7.3. Personal Insights & Critique

The paper presents a highly innovative and promising direction for 3DVG. The shift from implicit end-to-end learning to LLM-orchestrated visual programming is a powerful paradigm that brings interpretability and zero-shot generalization to a complex 3D task.

• Inspirations and Applications:

  • The modular nature of the visual program makes it highly adaptable. This approach could be transferred to other multi-modal tasks requiring complex reasoning and external tool use, such as robot manipulation planning based on natural language commands in dynamic 3D environments.
  • The LOC module's strategy of combining closed-vocabulary 3D detection with open-vocabulary 2D refinement is particularly clever. This hybrid approach could be adopted by other open-vocabulary 3D tasks where precise 3D localization is needed alongside semantic flexibility.
  • The explicit handling of view-dependent relations using a 2D egocentric projection is an elegant solution to a notoriously difficult problem in 3D scene understanding.

• Potential Issues and Areas for Improvement:

  • LLM Robustness: While the visual programming approach reduces LLM stochasticity compared to direct dialogue, the reliability of program generation itself (as identified in the error analysis) remains a bottleneck. LLM hallucinations or misinterpretations in program synthesis could lead to systematic errors. More robust prompt engineering, few-shot examples, or even LLM fine-tuning on program generation specifically for 3DVG might further enhance this.

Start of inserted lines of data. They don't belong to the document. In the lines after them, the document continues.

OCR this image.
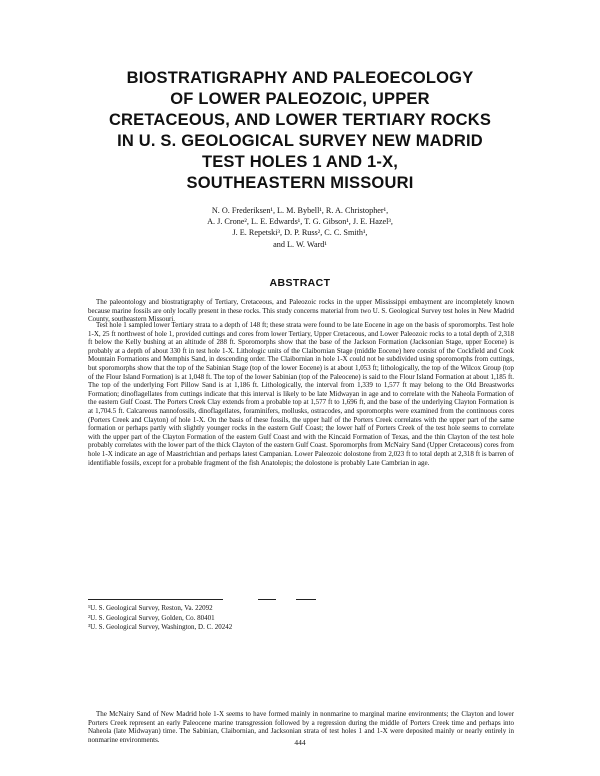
BIOSTRATIGRAPHY AND PALEOECOLOGY
OF LOWER PALEOZOIC, UPPER
CRETACEOUS, AND LOWER TERTIARY ROCKS
IN U. S. GEOLOGICAL SURVEY NEW MADRID
TEST HOLES 1 AND 1-X,
SOUTHEASTERN MISSOURI
N. O. Frederiksen¹, L. M. Bybell¹, R. A. Christopher¹,
A. J. Crone², L. E. Edwards¹, T. G. Gibson¹, J. E. Hazel³,
J. E. Repetski³, D. P. Russ², C. C. Smith¹,
and L. W. Ward¹
ABSTRACT

The paleontology and biostratigraphy of Tertiary, Cretaceous, and Paleozoic rocks in the upper Mississippi embayment are incompletely known because marine fossils are only locally present in these rocks. This study concerns material from two U. S. Geological Survey test holes in New Madrid County, southeastern Missouri.

Test hole 1 sampled lower Tertiary strata to a depth of 148 ft; these strata were found to be late Eocene in age on the basis of sporomorphs. Test hole 1-X, 25 ft northwest of hole 1, provided cuttings and cores from lower Tertiary, Upper Cretaceous, and Lower Paleozoic rocks to a total depth of 2,318 ft below the Kelly bushing at an altitude of 288 ft. Sporomorphs show that the base of the Jackson Formation (Jacksonian Stage, upper Eocene) is probably at a depth of about 330 ft in test hole 1-X. Lithologic units of the Claibornian Stage (middle Eocene) here consist of the Cockfield and Cook Mountain Formations and Memphis Sand, in descending order. The Claibornian in hole 1-X could not be subdivided using sporomorphs from cuttings, but sporomorphs show that the top of the Sabinian Stage (top of the lower Eocene) is at about 1,053 ft; lithologically, the top of the Wilcox Group (top of the Flour Island Formation) is at 1,048 ft. The top of the lower Sabinian (top of the Paleocene) is said to the Flour Island Formation at about 1,185 ft. The top of the underlying Fort Pillow Sand is at 1,186 ft. Lithologically, the interval from 1,339 to 1,577 ft may belong to the Old Breastworks Formation; dinoflagellates from cuttings indicate that this interval is likely to be late Midwayan in age and to correlate with the Naheola Formation of the eastern Gulf Coast. The Porters Creek Clay extends from a probable top at 1,577 ft to 1,696 ft, and the base of the underlying Clayton Formation is at 1,704.5 ft. Calcareous nannofossils, dinoflagellates, foraminifers, mollusks, ostracodes, and sporomorphs were examined from the continuous cores (Porters Creek and Clayton) of hole 1-X. On the basis of these fossils, the upper half of the Porters Creek correlates with the upper part of the same formation or perhaps partly with slightly younger rocks in the eastern Gulf Coast; the lower half of Porters Creek of the test hole seems to correlate with the upper part of the Clayton Formation of the eastern Gulf Coast and with the Kincaid Formation of Texas, and the thin Clayton of the test hole probably correlates with the lower part of the thick Clayton of the eastern Gulf Coast. Sporomorphs from McNairy Sand (Upper Cretaceous) cores from hole 1-X indicate an age of Maastrichtian and perhaps latest Campanian. Lower Paleozoic dolostone from 2,023 ft to total depth at 2,318 ft is barren of identifiable fossils, except for a probable fragment of the fish Anatolepis; the dolostone is probably Late Cambrian in age.

¹U. S. Geological Survey, Reston, Va. 22092
²U. S. Geological Survey, Golden, Co. 80401
³U. S. Geological Survey, Washington, D. C. 20242

The McNairy Sand of New Madrid hole 1-X seems to have formed mainly in nonmarine to marginal marine environments; the Clayton and lower Porters Creek represent an early Paleocene marine transgression followed by a regression during the middle of Porters Creek time and perhaps into Naheola (late Midwayan) time. The Sabinian, Claibornian, and Jacksonian strata of test holes 1 and 1-X were deposited mainly or nearly entirely in nonmarine environments.	444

  • Module Granularity and Coverage: While the three module types are a good start, the complexity of human language and 3D environments suggests that the set of modules might need to grow significantly. Managing this growing library of modules and ensuring LLMs can correctly select and compose them for arbitrary queries will be a challenge.

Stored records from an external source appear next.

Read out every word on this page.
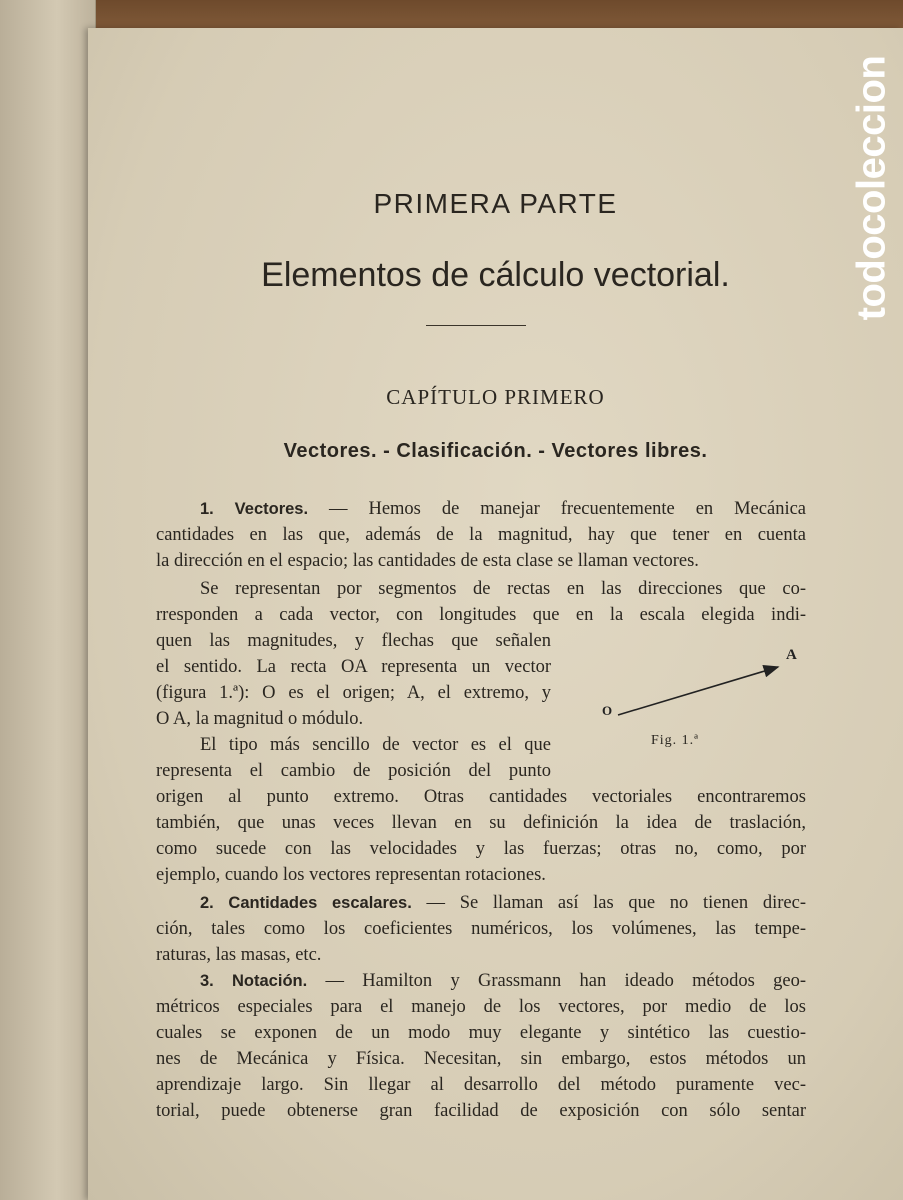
PRIMERA PARTE
Elementos de cálculo vectorial.
CAPÍTULO PRIMERO
Vectores. - Clasificación. - Vectores libres.
1. Vectores. — Hemos de manejar frecuentemente en Mecánica
cantidades en las que, además de la magnitud, hay que tener en cuenta
la dirección en el espacio; las cantidades de esta clase se llaman vectores.
Se representan por segmentos de rectas en las direcciones que co-
rresponden a cada vector, con longitudes que en la escala elegida indi-
quen las magnitudes, y flechas que señalen
el sentido. La recta OA representa un vector
(figura 1.ª): O es el origen; A, el extremo, y
O A, la magnitud o módulo.
El tipo más sencillo de vector es el que
representa el cambio de posición del punto
origen al punto extremo. Otras cantidades vectoriales encontraremos
también, que unas veces llevan en su definición la idea de traslación,
como sucede con las velocidades y las fuerzas; otras no, como, por
ejemplo, cuando los vectores representan rotaciones.
A
O
Fig. 1.ª
2. Cantidades escalares. — Se llaman así las que no tienen direc-
ción, tales como los coeficientes numéricos, los volúmenes, las tempe-
raturas, las masas, etc.
3. Notación. — Hamilton y Grassmann han ideado métodos geo-
métricos especiales para el manejo de los vectores, por medio de los
cuales se exponen de un modo muy elegante y sintético las cuestio-
nes de Mecánica y Física. Necesitan, sin embargo, estos métodos un
aprendizaje largo. Sin llegar al desarrollo del método puramente vec-
torial, puede obtenerse gran facilidad de exposición con sólo sentar
todocoleccion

  • Computational Cost for 2D Refinement: The LOC module relies on rendering 2D images from 3D proposals and then processing them with 2D multi-modal models. This process can be computationally intensive, especially for scenes with many objects or complex queries requiring multiple 2D model inferences. Optimizing this pipeline for speed is crucial for real-time applications.

  • Geometric Precision of 3D Detectors: The performance is still fundamentally limited by the quality of the initial 3D instance segmentation (e.g., Mask3D). Errors in 3D object detection will propagate through the system. Improvements in 3D object detection (especially for small or partially occluded objects) are essential.

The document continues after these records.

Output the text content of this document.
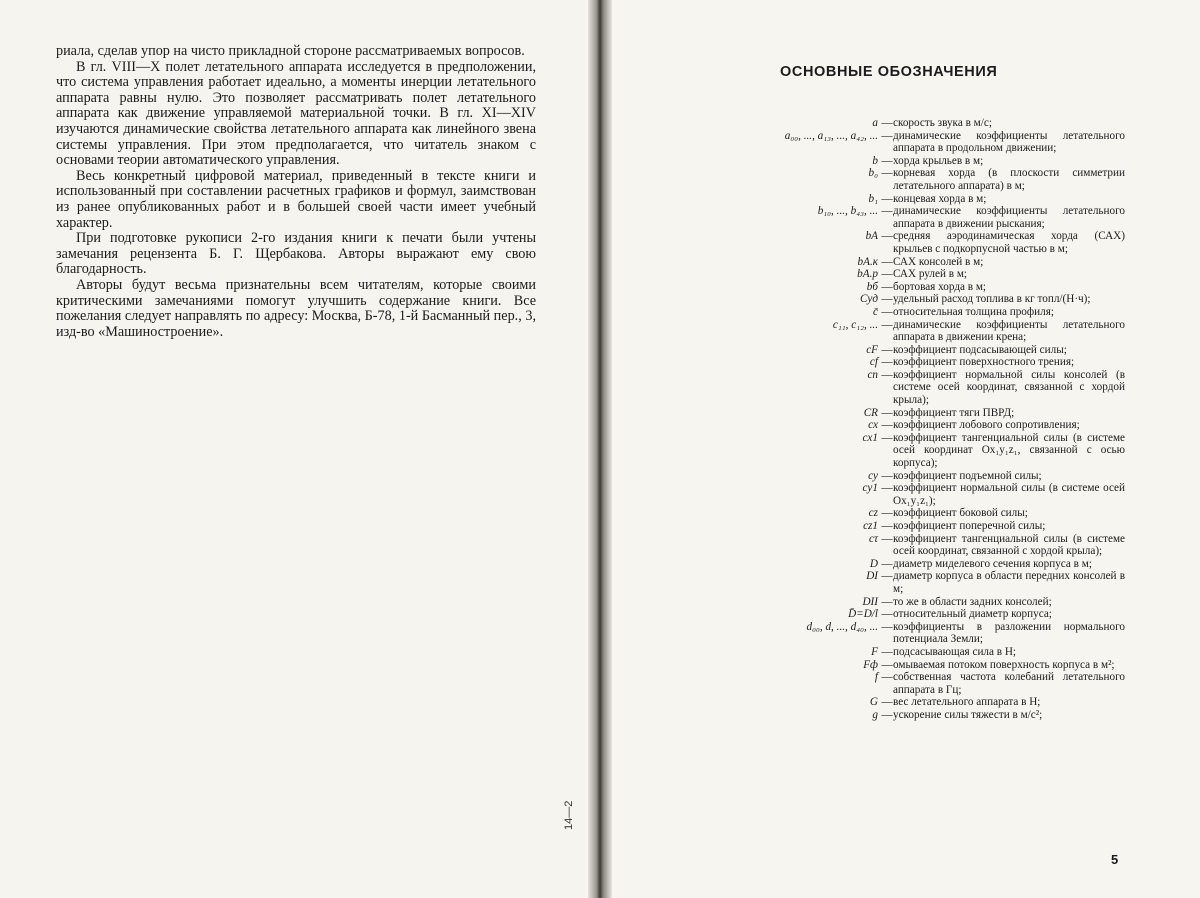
риала, сделав упор на чисто прикладной стороне рассматриваемых вопросов.

В гл. VIII—X полет летательного аппарата исследуется в предположении, что система управления работает идеально, а моменты инерции летательного аппарата равны нулю. Это позволяет рассматривать полет летательного аппарата как движение управляемой материальной точки. В гл. XI—XIV изучаются динамические свойства летательного аппарата как линейного звена системы управления. При этом предполагается, что читатель знаком с основами теории автоматического управления.

Весь конкретный цифровой материал, приведенный в тексте книги и использованный при составлении расчетных графиков и формул, заимствован из ранее опубликованных работ и в большей своей части имеет учебный характер.

При подготовке рукописи 2-го издания книги к печати были учтены замечания рецензента Б. Г. Щербакова. Авторы выражают ему свою благодарность.

Авторы будут весьма признательны всем читателям, которые своими критическими замечаниями помогут улучшить содержание книги. Все пожелания следует направлять по адресу: Москва, Б-78, 1-й Басманный пер., 3, изд-во «Машиностроение».

14—2
ОСНОВНЫЕ ОБОЗНАЧЕНИЯ
a — скорость звука в м/с;
a₀₀, ..., a₁₃, ..., a₄₂, ... — динамические коэффициенты летательного аппарата в продольном движении;
b — хорда крыльев в м;
b₀ — корневая хорда (в плоскости симметрии летательного аппарата) в м;
b₁ — концевая хорда в м;
b₁₀, ..., b₄₃, ... — динамические коэффициенты летательного аппарата в движении рыскания;
bА — средняя аэродинамическая хорда (САХ) крыльев с подкорпусной частью в м;
bА.к — САХ консолей в м;
bА.р — САХ рулей в м;
bб — бортовая хорда в м;
Cуд — удельный расход топлива в кг топл/(Н·ч);
c̄ — относительная толщина профиля;
c₁₁, c₁₂, ... — динамические коэффициенты летательного аппарата в движении крена;
cF — коэффициент подсасывающей силы;
cf — коэффициент поверхностного трения;
cn — коэффициент нормальной силы консолей (в системе осей координат, связанной с хордой крыла);
CR — коэффициент тяги ПВРД;
cx — коэффициент лобового сопротивления;
cx1 — коэффициент тангенциальной силы (в системе осей координат Ox₁y₁z₁, связанной с осью корпуса);
cy — коэффициент подъемной силы;
cy1 — коэффициент нормальной силы (в системе осей Ox₁y₁z₁);
cz — коэффициент боковой силы;
cz1 — коэффициент поперечной силы;
cτ — коэффициент тангенциальной силы (в системе осей координат, связанной с хордой крыла);
D — диаметр миделевого сечения корпуса в м;
DI — диаметр корпуса в области передних консолей в м;
DII — то же в области задних консолей;
D̄=D/l — относительный диаметр корпуса;
d₀₀, d, ..., d₄₀, ... — коэффициенты в разложении нормального потенциала Земли;
F — подсасывающая сила в Н;
Fф — омываемая потоком поверхность корпуса в м²;
f — собственная частота колебаний летательного аппарата в Гц;
G — вес летательного аппарата в Н;
g — ускорение силы тяжести в м/с²;
5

  • Dynamic Environments: The current approach implicitly assumes static 3D scenes. Extending this to dynamic environments (e.g., objects moving, changes in scene layout) would introduce new challenges for both 3D scene representation and programmatic reasoning.

    Overall, this paper represents a significant step towards practical zero-shot open-vocabulary 3DVG, showcasing the immense potential of combining LLMs with specialized vision modules for robust and interpretable AI systems.